Another randomized trial had a much larger enrollment — 806 patients with renal artery stenosis (800 had ≥50% stenosis) and related clinical findings. No significant improvements were noted in renal dysfunction, blood pressure, or adverse cardiovascular events in either the stent group or the medical group. No subgroup (defined by stenosis or renal dysfunction severity) benefitted. Twenty-three patients suffered serious complications related to revascularization (JW Gen Med Nov 12 2009).

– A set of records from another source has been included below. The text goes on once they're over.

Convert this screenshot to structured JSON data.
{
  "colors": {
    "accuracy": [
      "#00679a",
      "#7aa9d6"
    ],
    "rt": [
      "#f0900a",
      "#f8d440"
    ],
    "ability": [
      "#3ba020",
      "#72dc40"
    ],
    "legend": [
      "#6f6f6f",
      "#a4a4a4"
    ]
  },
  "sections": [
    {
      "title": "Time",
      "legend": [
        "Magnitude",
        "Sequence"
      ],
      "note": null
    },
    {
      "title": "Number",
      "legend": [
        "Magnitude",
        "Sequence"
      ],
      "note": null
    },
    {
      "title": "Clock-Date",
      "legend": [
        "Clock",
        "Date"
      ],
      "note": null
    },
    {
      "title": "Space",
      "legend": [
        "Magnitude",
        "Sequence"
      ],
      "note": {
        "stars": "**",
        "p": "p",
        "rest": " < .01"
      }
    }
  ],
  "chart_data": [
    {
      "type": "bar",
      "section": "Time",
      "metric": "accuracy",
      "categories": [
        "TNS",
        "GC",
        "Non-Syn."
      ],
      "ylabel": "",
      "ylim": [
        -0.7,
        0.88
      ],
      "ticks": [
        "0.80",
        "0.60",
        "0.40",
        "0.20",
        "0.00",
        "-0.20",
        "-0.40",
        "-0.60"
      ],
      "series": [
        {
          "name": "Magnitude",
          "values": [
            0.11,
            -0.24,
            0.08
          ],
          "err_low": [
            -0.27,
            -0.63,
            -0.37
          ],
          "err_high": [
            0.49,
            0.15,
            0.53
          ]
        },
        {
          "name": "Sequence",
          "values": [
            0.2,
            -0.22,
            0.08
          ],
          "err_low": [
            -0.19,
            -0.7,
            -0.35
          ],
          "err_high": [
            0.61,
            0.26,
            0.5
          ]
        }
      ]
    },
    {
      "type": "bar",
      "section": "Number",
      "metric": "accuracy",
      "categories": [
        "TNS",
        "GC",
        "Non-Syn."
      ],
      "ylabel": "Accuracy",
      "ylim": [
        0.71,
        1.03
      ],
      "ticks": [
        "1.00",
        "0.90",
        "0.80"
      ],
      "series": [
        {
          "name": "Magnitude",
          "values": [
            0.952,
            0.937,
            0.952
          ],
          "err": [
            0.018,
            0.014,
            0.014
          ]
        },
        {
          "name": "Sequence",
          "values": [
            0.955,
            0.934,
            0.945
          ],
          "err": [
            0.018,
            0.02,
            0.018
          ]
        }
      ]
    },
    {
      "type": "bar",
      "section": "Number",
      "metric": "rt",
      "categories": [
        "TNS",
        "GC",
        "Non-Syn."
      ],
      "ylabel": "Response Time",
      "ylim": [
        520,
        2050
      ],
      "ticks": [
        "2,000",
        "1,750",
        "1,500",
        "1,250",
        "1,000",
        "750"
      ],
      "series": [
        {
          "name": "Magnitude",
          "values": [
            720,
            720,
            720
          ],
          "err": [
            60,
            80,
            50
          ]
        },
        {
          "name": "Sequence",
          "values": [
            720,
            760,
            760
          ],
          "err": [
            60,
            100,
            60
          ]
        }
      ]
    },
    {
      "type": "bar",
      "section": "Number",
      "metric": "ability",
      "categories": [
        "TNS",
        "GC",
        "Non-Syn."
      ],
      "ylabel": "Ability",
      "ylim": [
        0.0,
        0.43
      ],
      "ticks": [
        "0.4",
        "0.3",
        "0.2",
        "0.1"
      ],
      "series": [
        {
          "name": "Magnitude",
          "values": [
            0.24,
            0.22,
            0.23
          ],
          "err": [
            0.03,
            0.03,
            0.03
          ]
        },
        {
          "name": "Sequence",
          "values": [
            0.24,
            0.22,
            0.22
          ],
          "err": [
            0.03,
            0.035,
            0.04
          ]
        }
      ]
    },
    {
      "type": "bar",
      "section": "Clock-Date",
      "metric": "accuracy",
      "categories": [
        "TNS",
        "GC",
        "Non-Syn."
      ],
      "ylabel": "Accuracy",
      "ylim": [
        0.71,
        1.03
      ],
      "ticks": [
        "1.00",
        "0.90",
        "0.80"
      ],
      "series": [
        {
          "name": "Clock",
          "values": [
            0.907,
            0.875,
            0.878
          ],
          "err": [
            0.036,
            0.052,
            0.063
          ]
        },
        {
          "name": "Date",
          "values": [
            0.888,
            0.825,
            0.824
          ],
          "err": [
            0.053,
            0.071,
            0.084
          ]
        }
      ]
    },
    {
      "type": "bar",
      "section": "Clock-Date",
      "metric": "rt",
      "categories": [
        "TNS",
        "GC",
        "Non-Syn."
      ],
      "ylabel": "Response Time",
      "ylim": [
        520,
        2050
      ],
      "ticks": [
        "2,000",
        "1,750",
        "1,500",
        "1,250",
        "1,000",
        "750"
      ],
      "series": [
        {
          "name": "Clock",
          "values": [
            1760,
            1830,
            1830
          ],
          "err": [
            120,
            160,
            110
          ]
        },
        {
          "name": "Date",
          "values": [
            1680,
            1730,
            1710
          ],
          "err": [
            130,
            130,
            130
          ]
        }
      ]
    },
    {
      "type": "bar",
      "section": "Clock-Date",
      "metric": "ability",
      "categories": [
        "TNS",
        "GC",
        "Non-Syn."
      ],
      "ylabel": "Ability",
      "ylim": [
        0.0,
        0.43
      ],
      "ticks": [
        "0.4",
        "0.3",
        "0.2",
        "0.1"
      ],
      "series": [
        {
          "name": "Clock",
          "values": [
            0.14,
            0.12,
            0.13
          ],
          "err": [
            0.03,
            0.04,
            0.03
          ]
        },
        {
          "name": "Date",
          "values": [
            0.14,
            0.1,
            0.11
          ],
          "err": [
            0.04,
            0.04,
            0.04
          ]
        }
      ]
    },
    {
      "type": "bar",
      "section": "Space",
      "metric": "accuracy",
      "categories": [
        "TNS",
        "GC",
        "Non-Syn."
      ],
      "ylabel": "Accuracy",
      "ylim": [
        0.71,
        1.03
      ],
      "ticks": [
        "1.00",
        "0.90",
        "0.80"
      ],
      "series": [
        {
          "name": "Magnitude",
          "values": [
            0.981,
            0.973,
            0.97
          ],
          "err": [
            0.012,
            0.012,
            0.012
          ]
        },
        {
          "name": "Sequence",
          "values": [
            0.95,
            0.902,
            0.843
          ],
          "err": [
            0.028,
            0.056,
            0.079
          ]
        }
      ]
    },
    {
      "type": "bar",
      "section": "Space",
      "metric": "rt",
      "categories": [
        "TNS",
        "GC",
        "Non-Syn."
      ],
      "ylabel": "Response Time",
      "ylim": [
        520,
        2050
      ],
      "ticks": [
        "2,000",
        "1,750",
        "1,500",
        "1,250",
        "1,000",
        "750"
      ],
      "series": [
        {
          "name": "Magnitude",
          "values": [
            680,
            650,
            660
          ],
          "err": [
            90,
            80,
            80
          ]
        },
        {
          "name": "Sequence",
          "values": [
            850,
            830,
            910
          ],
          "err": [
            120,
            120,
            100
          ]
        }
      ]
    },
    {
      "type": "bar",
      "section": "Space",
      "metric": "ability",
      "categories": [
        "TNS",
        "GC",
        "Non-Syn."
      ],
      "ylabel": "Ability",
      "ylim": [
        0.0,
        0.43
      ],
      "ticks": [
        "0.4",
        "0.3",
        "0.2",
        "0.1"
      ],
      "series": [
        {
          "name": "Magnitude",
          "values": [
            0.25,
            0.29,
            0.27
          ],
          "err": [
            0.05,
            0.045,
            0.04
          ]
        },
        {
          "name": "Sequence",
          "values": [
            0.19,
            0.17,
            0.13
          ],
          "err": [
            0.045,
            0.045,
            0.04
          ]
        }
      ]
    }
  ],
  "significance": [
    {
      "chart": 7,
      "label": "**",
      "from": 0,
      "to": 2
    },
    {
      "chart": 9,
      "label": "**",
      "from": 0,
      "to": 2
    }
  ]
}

In both trials, benefits were essentially nonexistent, and risks were substantial. Some experts have raised methodological concerns, such as imprecise definitions of stenosis, failure to restrict samples to those with clinically significant lesions, crossovers from assigned treatments, and lack of quality-of-life measures, in the latest trials (N Engl J Med 2009 Nov 12; 361:1972). A multicenter trial, CORAL, which will be completed in 2011, should address some of these issues. But whether resolving these concerns will lead to identification of subgroups that benefit from revascularization is unknown. Thus, while we await results from the next trial, revascularization for atherosclerotic renal artery stenosis should not be performed routinely, except perhaps for patients with severe stenoses and adverse cardiovascular consequences (e.g., recurrent heart failure).